Intermittent electrical fault
An intermittent electrical fault can be caused by faults in the wiring, components or connectors.
Possible fault causes for intermittent electrical faults are:
- Damaged terminal pins in the connector
- Loose connections in the connectors
- Poor ground connection (oxidation)
- Moisture, poor connections in the connector
- Defects, cracking, damage on the components
- Strong magnetic or other interference that has affected the control modules.
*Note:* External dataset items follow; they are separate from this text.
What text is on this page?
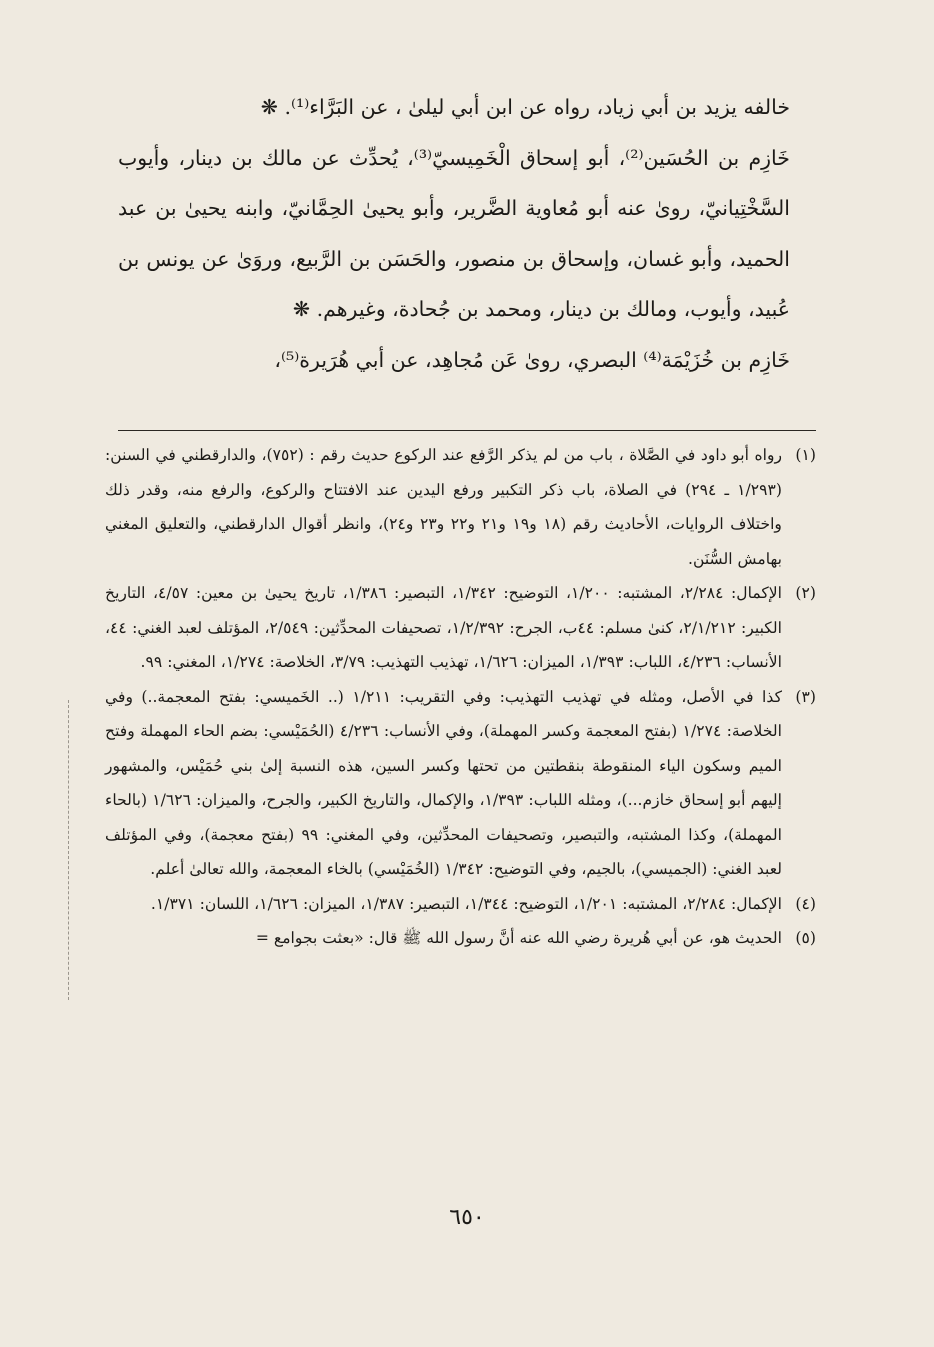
خالفه يزيد بن أبي زياد، رواه عن ابن أبي ليلىٰ ، عن البَرَّاء⁽¹⁾. ❋

خَازِم بن الحُسَين⁽²⁾، أبو إسحاق الْخَمِيسيّ⁽³⁾، يُحدِّث عن مالك بن دينار، وأيوب السَّخْتِيانيّ، روىٰ عنه أبو مُعاوية الضَّرير، وأبو يحيىٰ الحِمَّانيّ، وابنه يحيىٰ بن عبد الحميد، وأبو غسان، وإسحاق بن منصور، والحَسَن بن الرَّبيع، وروَىٰ عن يونس بن عُبيد، وأيوب، ومالك بن دينار، ومحمد بن جُحادة، وغيرهم. ❋

خَازِم بن خُزَيْمَة⁽⁴⁾ البصري، روىٰ عَن مُجاهِد، عن أبي هُرَيرة⁽⁵⁾،

(١)
رواه أبو داود في الصَّلاة ، باب من لم يذكر الرَّفع عند الركوع حديث رقم : (٧٥٢)، والدارقطني في السنن: (١/٢٩٣ ـ ٢٩٤) في الصلاة، باب ذكر التكبير ورفع اليدين عند الافتتاح والركوع، والرفع منه، وقدر ذلك واختلاف الروايات، الأحاديث رقم (١٨ و١٩ و٢١ و٢٢ و٢٣ و٢٤)، وانظر أقوال الدارقطني، والتعليق المغني بهامش السُّنَن.

(٢)
الإكمال: ٢/٢٨٤، المشتبه: ١/٢٠٠، التوضيح: ١/٣٤٢، التبصير: ١/٣٨٦، تاريخ يحيىٰ بن معين: ٤/٥٧، التاريخ الكبير: ٢/١/٢١٢، كنىٰ مسلم: ٤٤ب، الجرح: ١/٢/٣٩٢، تصحيفات المحدِّثين: ٢/٥٤٩، المؤتلف لعبد الغني: ٤٤، الأنساب: ٤/٢٣٦، اللباب: ١/٣٩٣، الميزان: ١/٦٢٦، تهذيب التهذيب: ٣/٧٩، الخلاصة: ١/٢٧٤، المغني: ٩٩.

(٣)
كذا في الأصل، ومثله في تهذيب التهذيب: وفي التقريب: ١/٢١١ (.. الخَميسي: بفتح المعجمة..) وفي الخلاصة: ١/٢٧٤ (بفتح المعجمة وكسر المهملة)، وفي الأنساب: ٤/٢٣٦ (الحُمَيْسي: بضم الحاء المهملة وفتح الميم وسكون الياء المنقوطة بنقطتين من تحتها وكسر السين، هذه النسبة إلىٰ بني حُمَيْس، والمشهور إليهم أبو إسحاق خازم...)، ومثله اللباب: ١/٣٩٣، والإكمال، والتاريخ الكبير، والجرح، والميزان: ١/٦٢٦ (بالحاء المهملة)، وكذا المشتبه، والتبصير، وتصحيفات المحدِّثين، وفي المغني: ٩٩ (بفتح معجمة)، وفي المؤتلف لعبد الغني: (الجميسي)، بالجيم، وفي التوضيح: ١/٣٤٢ (الخُمَيْسي) بالخاء المعجمة، والله تعالىٰ أعلم.

(٤)
الإكمال: ٢/٢٨٤، المشتبه: ١/٢٠١، التوضيح: ١/٣٤٤، التبصير: ١/٣٨٧، الميزان: ١/٦٢٦، اللسان: ١/٣٧١.

(٥)
الحديث هو، عن أبي هُريرة رضي الله عنه أنَّ رسول الله ﷺ قال: «بعثت بجوامع =

٦٥٠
Intermittent functional faults
Intermittent functional faults could be caused by mechanical defects in the components.
- Cracked or blocked hoses
- Incorrect oils, fluids
- Incorrect fuel
- Sticking mechanical components.

Intermittent internal faults
Intermittent internal faults could be due to:
- Electromechanical interference
- Power supply too low
- Oxidized ground terminal for the control module
- Defective internal components.

Intermittent communication problems
Intermittent communication problems could be due to:
- Electromechanical interference
- Oxidation / loose connections in the connectors
- Defective signal cables.

Simulating fault causes
A large amount of input data is a required to recreate and simulate fault occurring circumstances.
Certain cases can be difficult to recreate. High speed driving and stalling to achieve high loads is not recommended.
In order to achieve high loads accelerate hard in quick succession a number of time instead.
Cases that are possible to simulate:
- high load
- moisture
- heat
- cold
- loose connections.

High load
High load can be simulated by accelerating hard repeatedly.

Moisture
Moisture can be simulated by spraying water on the suspected faulty component or connector using a spray bottle or hose.

Heat
Heat can be simulated by using a hot air gun or similar to heat up a suspected faulty component or connector.
In order to achieve a high engine temperature allow the engine to idle at a high load with the hood down to prevent air flowing through the engine compartment. Run the engine in hot conditions. Read off the engine coolant temperature (ECT) using VIDA, the temperature gauge in the combined instrument panel is progressive.

Cold
Cold can be simulated by cooling down the suspected faulty component or connector using a freeze spray.

Loose connections
Loose connections can be simulated by twisting and shaking the connector whilst the function is activated.